Der Zug überraschte allseits. Errejón informierte Iglesias nur fünf Minuten vor der öffentlichen Bekanntgabe des neuen Bündnisses. Die Podemos-Führung reagierte erzürnt und forderte den sofortigen Parteiaustritt von Errejón. Dieser hat zwar seinen Parlamentssitz abgegeben, bleibt aber (noch) Podemos-Mitglied.

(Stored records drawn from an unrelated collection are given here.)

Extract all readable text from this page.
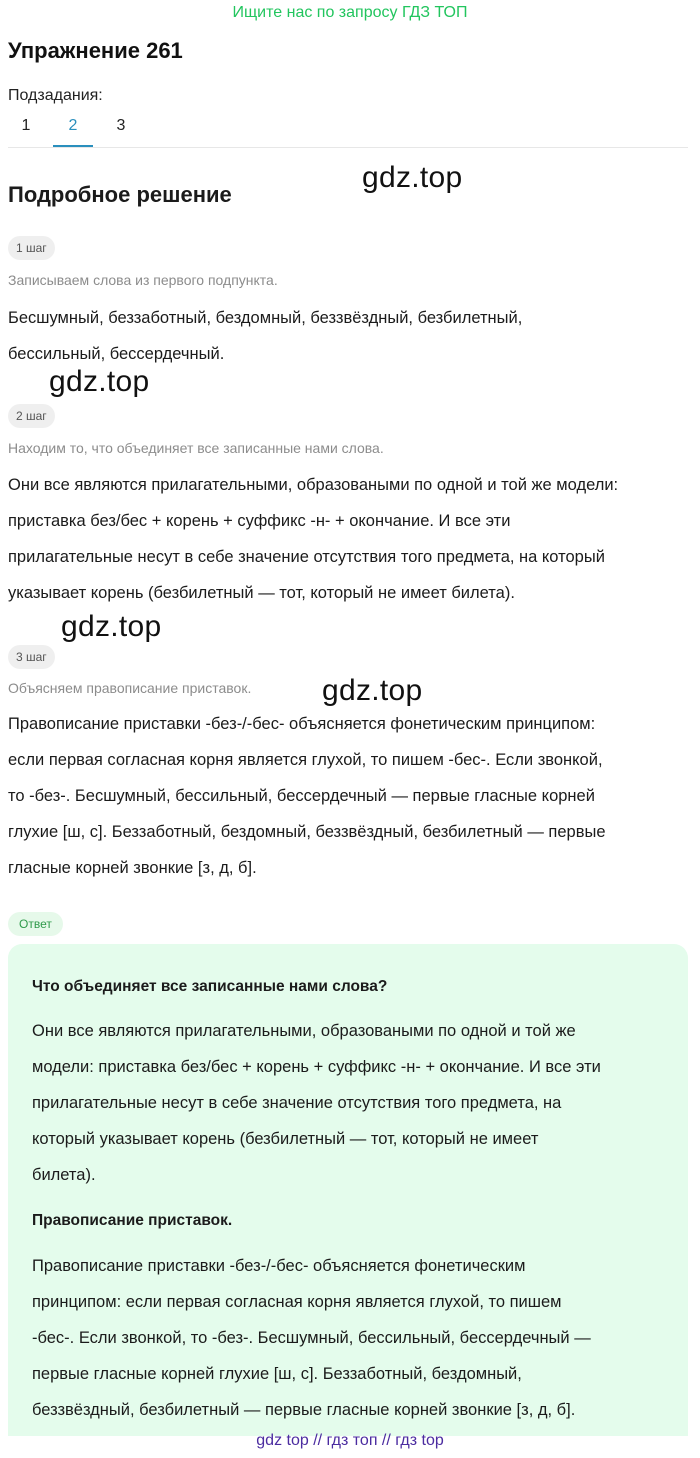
Ищите нас по запросу ГДЗ ТОП
Упражнение 261
Подзадания:
1	2	3
Подробное решение
gdz.top
gdz.top
gdz.top
gdz.top
1 шаг
Записываем слова из первого подпункта.
Бесшумный, беззаботный, бездомный, беззвёздный, безбилетный,
бессильный, бессердечный.
2 шаг
Находим то, что объединяет все записанные нами слова.
Они все являются прилагательными, образоваными по одной и той же модели:
приставка без/бес + корень + суффикс -н- + окончание. И все эти
прилагательные несут в себе значение отсутствия того предмета, на который
указывает корень (безбилетный — тот, который не имеет билета).
3 шаг
Объясняем правописание приставок.
Правописание приставки -без-/-бес- объясняется фонетическим принципом:
если первая согласная корня является глухой, то пишем -бес-. Если звонкой,
то -без-. Бесшумный, бессильный, бессердечный — первые гласные корней
глухие [ш, с]. Беззаботный, бездомный, беззвёздный, безбилетный — первые
гласные корней звонкие [з, д, б].
Ответ
Что объединяет все записанные нами слова?
Они все являются прилагательными, образоваными по одной и той же
модели: приставка без/бес + корень + суффикс -н- + окончание. И все эти
прилагательные несут в себе значение отсутствия того предмета, на
который указывает корень (безбилетный — тот, который не имеет
билета).
Правописание приставок.
Правописание приставки -без-/-бес- объясняется фонетическим
принципом: если первая согласная корня является глухой, то пишем
-бес-. Если звонкой, то -без-. Бесшумный, бессильный, бессердечный —
первые гласные корней глухие [ш, с]. Беззаботный, бездомный,
беззвёздный, безбилетный — первые гласные корней звонкие [з, д, б].
gdz top // гдз топ // гдз top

Die Motive für die Gründung einer neuen linken Plattform, die vielleicht gar mit Podemos konkurrieren könnte, sind vielfältig. Zunächst wäre da die treffende Lesart der politischen Konjunktur. Wie Podemos vor fünf Jahren, aber aus einer ganz anderen politischen Ecke kommend, erlebt die rechtspopulistische Partei VOX derzeit einen Höhenflug. Sie wettert gegen Separatisten wie Migranten und schreibt sich die Einheit der Nation auf die Fahnen. Dass sich davon gerade Nichtwähler angesprochen fühlen, müsste Podemos genauso zu denken geben wie die eigenen sinkenden Unterstützungsraten. Tut es aber nicht.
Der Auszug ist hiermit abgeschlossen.